Sprinklr Inc (CXM)
Profitability ratios
Return on sales
Jan 31, 2025 | Jan 31, 2024 | Jan 31, 2023 | Jan 31, 2022 | Jan 31, 2021 | |
---|---|---|---|---|---|
Gross profit margin | 72.11% | 75.50% | 73.52% | 70.03% | 68.45% |
Operating profit margin | 3.01% | 4.64% | -8.29% | -17.76% | -7.44% |
Pretax margin | 6.06% | 8.26% | -7.68% | -21.23% | -9.67% |
Net profit margin | 15.27% | 7.02% | -9.02% | -22.64% | -10.64% |
Sprinklr Inc's profitability ratios have shown mixed performance over the past five years. The Gross Profit Margin, which indicates the percentage of revenue that exceeds the cost of goods sold, has improved steadily from 68.45% in January 2021 to 72.11% in January 2025. This reflects the company's ability to effectively control production costs and generate higher margins on its products or services.
On the other hand, the Operating Profit Margin, which reveals the proportion of revenue remaining after deducting operating expenses, fluctuated significantly during this period. It started at a negative figure of -7.44% in January 2021, worsened to -17.76% in January 2022, but then showed signs of recovery, reaching 3.01% in January 2025. This indicates that the company has been working on improving its operational efficiency and cost management.
Similarly, the Pretax Margin, which showcases the proportion of revenue remaining after all expenses except for taxes have been deducted, had a volatile trend. Starting at -9.67% in January 2021 and hitting a low of -21.23% in January 2022, it rebounded to 6.06% in January 2025, showing a positive turnaround. This suggests that Sprinklr Inc has been able to better manage its non-operating expenses and other costs over the years.
Lastly, the Net Profit Margin, which reflects the company's profitability after all expenses, including taxes, have been accounted for, demonstrates a notable improvement from -10.64% in January 2021 to 15.27% in January 2025. This indicates that the company has successfully enhanced its bottom-line performance and efficiency in generating profits for its shareholders.
Overall, while Sprinklr Inc faced challenges in its operating and pre-tax margins in the earlier years, the company has managed to strengthen its profitability ratios, particularly its gross and net profit margins, showcasing a positive trend towards improved financial performance over the analyzed period.
Return on investment
Jan 31, 2025 | Jan 31, 2024 | Jan 31, 2023 | Jan 31, 2022 | Jan 31, 2021 | |
---|---|---|---|---|---|
Operating return on assets (Operating ROA) | 2.02% | 2.78% | -5.00% | -9.51% | -4.91% |
Return on assets (ROA) | 10.27% | 4.20% | -5.44% | -12.12% | -7.03% |
Return on total capital | 0.00% | 4.99% | -10.52% | -17.62% | -14.00% |
Return on equity (ROE) | 19.87% | 7.56% | -10.15% | -21.61% | -22.54% |
Sprinklr Inc's profitability ratios have shown fluctuating trends over the past five years.

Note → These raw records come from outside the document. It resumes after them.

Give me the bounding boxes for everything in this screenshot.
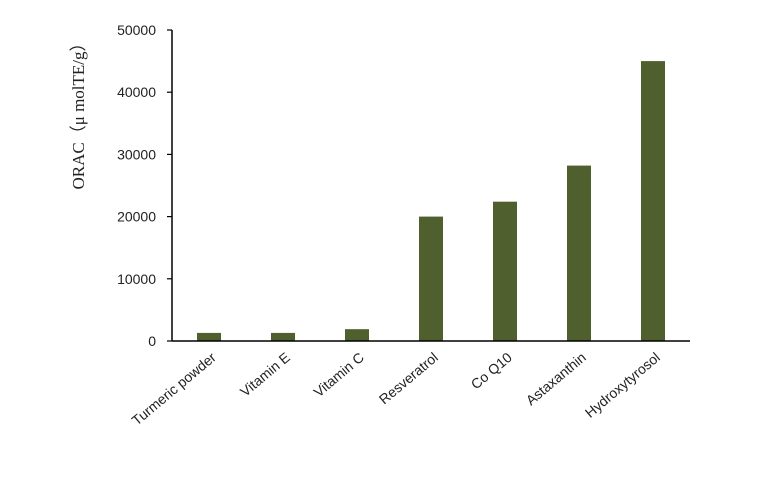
y-tick-label: 50000 (117, 22, 156, 38)
y-axis: 0 10000 20000 30000 40000 50000 (117, 22, 173, 349)
y-tick-label: 20000 (117, 209, 156, 225)
bar (419, 216, 443, 341)
bars-group (197, 61, 665, 341)
bar (493, 201, 517, 341)
x-axis: Turmeric powder Vitamin E Vitamin C Resvera… (129, 340, 690, 429)
bar (641, 61, 665, 341)
x-tick-label: Vitamin E (237, 349, 293, 400)
y-tick-label: 40000 (117, 84, 156, 100)
bar (197, 332, 221, 341)
x-tick-label: Co Q10 (468, 349, 515, 392)
bar (345, 329, 369, 341)
x-tick-label: Hydroxytyrosol (582, 349, 663, 421)
bar (567, 165, 591, 341)
x-tick-label: Resveratrol (376, 349, 441, 407)
x-tick-label: Turmeric powder (129, 349, 220, 429)
y-tick-label: 30000 (117, 146, 156, 162)
bar (271, 332, 295, 341)
x-tick-label: Astaxanthin (523, 349, 589, 408)
x-tick-label: Vitamin C (310, 349, 367, 400)
y-axis-title: ORAC（μ molTE/g） (69, 34, 88, 189)
y-tick-label: 0 (148, 333, 156, 349)
y-tick-label: 10000 (117, 271, 156, 287)
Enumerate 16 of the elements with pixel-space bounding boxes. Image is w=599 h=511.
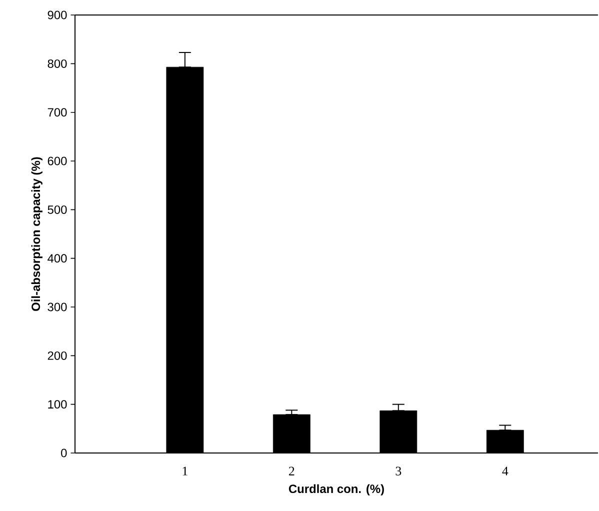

- Operating return on assets (Operating ROA) has seen a negative trend from -4.91% in January 2021 to -9.51% in January 2022 before improving to 2.02% in January 2025. This ratio indicates that the company's operating profit generated per dollar of assets has been varied, with recent years showing a positive turnaround.
- Return on assets (ROA) also displayed a negative performance, starting at -7.03% in January 2021, hitting a low of -12.12% in January 2022, and then improving significantly to 10.27% in January 2025. This ratio reflects the company's overall profitability relative to its total assets, with a notable recovery in recent years.
- Return on total capital showcases a declining trend, moving from -14.00% in January 2021 to 0.00% in January 2025. This ratio reflects the return earned on the total capital employed in the business, indicating a recent stabilization in profitability relative to the total capital invested.
- Return on equity (ROE) has also shown variability, starting at -22.54% in January 2021, slightly improving to -21.61% in January 2022, and then demonstrating a significant positive shift to 19.87% in January 2025. ROE measures the return generated on shareholders' equity, with recent years indicating a substantial improvement in profitability for equity holders.
Overall, while the company faced challenges in profitability in earlier years, there has been a notable positive momentum in recent periods, particularly in 2024 and 2025. Investors and stakeholders may view this improvement positively as the company's profitability metrics have shown signs of recovery and growth.